Abstract

Without the double-disk test, all the Staphylococcus aureus isolates with inducible clindamycin resistance would have been misclassified as clindamycin susceptible, resulting in an underestimated clindamycin resistance rate. Clindamycin resistance rates may vary by geographic region and methicillin susceptibility. Hence it should be determined in individual settings. The high frequency of methicillin resistant S. aureus (MRSA) and methicillin susceptible S. aureus (MSSA) isolates with in vitro inducible clindamycin resistance at hospitals raises concern that clindamycin treatment failures may occur with MSSA as well as with MRSA infections.

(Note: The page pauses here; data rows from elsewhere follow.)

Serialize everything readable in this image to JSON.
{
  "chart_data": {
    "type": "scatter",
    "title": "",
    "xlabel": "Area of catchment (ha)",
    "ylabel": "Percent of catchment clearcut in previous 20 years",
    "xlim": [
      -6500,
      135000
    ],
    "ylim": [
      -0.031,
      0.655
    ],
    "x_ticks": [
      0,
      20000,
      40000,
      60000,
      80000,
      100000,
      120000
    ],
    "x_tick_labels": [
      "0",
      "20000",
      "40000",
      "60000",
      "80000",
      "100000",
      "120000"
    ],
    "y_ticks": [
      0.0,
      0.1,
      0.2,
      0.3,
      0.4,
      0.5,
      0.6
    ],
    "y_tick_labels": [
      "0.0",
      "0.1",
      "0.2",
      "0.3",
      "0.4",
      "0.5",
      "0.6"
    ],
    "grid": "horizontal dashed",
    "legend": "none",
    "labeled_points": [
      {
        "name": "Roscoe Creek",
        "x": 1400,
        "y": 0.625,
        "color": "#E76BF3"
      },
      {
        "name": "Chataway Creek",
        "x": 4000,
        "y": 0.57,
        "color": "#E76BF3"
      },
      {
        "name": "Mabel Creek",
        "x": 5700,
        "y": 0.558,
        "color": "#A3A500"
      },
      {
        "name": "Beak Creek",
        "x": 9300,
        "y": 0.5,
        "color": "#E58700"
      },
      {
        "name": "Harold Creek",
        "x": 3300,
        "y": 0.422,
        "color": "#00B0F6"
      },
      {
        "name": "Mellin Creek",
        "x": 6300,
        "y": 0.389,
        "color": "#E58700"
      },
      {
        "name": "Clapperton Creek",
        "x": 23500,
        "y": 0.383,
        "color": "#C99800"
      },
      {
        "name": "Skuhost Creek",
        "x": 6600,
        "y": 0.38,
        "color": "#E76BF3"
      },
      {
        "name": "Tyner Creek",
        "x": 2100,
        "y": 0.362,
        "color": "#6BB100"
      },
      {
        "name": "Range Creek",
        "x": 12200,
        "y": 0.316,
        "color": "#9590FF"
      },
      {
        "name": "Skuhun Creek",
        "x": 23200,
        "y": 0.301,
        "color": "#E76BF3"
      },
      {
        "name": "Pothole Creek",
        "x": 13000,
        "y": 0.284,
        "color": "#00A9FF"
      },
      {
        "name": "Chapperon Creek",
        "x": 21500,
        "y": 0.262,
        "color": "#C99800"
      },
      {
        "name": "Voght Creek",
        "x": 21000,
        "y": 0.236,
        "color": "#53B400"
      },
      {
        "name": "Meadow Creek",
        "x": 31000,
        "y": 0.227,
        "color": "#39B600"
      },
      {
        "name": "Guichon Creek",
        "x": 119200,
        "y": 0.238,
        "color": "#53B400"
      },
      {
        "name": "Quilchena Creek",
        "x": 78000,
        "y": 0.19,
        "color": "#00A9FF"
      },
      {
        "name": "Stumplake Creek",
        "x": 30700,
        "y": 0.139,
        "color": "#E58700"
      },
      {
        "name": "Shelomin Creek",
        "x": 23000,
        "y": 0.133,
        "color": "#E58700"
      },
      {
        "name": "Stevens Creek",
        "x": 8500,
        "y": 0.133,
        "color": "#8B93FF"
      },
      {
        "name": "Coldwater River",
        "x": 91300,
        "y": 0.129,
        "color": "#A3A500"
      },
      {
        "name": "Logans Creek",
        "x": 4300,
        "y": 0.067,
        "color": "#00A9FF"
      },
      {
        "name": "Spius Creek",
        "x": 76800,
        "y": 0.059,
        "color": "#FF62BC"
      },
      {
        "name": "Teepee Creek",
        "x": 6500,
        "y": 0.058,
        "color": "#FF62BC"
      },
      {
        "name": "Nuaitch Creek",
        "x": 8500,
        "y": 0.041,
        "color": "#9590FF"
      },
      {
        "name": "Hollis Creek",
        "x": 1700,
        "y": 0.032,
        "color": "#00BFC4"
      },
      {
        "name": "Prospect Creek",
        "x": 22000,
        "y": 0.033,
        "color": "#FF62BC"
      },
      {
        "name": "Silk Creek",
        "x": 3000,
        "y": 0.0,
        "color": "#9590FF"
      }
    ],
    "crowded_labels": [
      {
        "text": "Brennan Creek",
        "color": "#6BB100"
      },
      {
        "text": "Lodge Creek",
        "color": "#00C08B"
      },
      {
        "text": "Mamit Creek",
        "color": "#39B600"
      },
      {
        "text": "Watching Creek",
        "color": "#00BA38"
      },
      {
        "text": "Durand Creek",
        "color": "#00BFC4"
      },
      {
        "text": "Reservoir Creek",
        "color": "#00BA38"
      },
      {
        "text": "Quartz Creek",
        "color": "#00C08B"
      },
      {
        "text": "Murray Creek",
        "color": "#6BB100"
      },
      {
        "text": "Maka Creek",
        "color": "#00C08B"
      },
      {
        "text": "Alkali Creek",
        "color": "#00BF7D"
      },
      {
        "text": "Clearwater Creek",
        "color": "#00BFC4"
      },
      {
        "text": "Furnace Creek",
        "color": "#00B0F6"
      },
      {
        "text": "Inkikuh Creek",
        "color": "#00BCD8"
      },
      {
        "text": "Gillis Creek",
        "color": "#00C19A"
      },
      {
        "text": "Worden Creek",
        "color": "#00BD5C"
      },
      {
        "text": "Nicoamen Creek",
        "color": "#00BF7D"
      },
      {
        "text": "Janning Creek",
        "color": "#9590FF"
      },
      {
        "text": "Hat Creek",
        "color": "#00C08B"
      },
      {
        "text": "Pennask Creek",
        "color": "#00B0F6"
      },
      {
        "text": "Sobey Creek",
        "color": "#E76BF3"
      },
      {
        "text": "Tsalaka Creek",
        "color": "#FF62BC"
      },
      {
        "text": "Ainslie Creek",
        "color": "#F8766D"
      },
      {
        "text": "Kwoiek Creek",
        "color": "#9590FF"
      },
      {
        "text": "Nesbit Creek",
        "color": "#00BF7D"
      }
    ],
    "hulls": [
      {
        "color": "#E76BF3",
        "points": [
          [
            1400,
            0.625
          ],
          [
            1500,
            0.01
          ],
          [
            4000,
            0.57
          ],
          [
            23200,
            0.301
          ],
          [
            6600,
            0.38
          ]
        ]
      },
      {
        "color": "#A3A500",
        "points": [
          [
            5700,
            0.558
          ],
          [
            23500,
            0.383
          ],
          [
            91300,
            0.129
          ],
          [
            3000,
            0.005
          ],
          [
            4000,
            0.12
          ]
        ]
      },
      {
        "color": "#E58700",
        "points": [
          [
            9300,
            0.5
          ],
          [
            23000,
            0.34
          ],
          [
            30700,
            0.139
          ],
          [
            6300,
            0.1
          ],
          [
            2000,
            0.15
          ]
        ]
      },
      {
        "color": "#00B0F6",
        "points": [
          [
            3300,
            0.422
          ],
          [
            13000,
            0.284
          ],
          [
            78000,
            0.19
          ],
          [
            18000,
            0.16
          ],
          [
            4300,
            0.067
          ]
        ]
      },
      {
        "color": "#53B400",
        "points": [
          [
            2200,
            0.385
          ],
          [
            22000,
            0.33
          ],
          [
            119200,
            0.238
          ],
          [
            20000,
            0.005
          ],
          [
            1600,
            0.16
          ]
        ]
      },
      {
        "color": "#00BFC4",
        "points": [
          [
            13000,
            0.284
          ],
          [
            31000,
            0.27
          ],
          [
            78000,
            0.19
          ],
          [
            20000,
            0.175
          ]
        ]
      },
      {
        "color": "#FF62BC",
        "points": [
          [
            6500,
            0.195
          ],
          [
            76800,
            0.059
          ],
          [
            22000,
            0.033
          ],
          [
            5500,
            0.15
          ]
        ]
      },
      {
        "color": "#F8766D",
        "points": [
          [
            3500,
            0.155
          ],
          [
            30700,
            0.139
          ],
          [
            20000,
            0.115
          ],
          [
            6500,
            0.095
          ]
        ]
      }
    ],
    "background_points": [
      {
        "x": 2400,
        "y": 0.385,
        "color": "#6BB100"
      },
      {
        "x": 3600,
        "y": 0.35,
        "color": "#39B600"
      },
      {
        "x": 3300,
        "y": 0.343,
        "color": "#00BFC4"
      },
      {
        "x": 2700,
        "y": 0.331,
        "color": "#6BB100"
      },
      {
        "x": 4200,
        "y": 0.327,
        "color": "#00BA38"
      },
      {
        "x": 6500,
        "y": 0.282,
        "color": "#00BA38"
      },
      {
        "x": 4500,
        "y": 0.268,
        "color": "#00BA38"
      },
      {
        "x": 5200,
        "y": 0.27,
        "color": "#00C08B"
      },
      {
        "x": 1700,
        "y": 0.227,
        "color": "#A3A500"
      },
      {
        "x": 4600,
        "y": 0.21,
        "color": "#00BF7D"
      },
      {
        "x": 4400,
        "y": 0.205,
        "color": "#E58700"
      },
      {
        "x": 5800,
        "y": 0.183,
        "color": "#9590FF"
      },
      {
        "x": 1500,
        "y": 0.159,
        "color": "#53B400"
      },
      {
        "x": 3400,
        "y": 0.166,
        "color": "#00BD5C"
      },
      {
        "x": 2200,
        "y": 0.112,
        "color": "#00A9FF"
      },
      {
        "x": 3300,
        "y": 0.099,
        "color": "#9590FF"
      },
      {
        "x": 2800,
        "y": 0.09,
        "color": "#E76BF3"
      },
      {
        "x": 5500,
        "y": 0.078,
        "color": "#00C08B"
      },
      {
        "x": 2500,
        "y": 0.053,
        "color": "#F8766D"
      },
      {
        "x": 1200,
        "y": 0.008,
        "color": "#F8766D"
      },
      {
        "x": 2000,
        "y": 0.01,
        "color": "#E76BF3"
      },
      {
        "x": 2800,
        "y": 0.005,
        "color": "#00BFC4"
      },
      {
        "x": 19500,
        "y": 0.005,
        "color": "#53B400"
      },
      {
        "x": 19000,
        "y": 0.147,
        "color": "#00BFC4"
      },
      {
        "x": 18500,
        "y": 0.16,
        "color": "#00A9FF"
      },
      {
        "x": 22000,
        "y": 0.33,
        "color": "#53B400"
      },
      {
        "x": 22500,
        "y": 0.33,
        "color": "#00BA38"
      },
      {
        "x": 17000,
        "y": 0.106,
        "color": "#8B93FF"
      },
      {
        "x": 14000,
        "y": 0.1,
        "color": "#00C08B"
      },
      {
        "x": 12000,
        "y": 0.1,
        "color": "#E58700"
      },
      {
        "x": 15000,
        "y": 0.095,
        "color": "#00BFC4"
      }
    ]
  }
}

Clinical laboratories should report in vitro inducible clindamycin resistance in S. aureus isolates and clinicians should be aware of the potential of clindamycin treatment failure in patients with infections caused by inducible resistant strains. In this study, the percentage of inducible clindamycin resistance at two hospitals (Maharaj Nakhon Si Thammarat Hospital, Nakhon Si Thammarat, Thailand and Chumphon Khet Udomsak Hospital, Chumphon, Thailand) were 50 (25/50) and 8.3 (1/12) for methicillin resistant Staphylococcus aureus, respectively. Given the data of inducible resistance to clindamycin found in the two hospitals, we conclude that susceptibility testing of staphylococci should include the disk diffusion induction test (D-test) for usefulness of therapeutic treatment of staphylococci infections.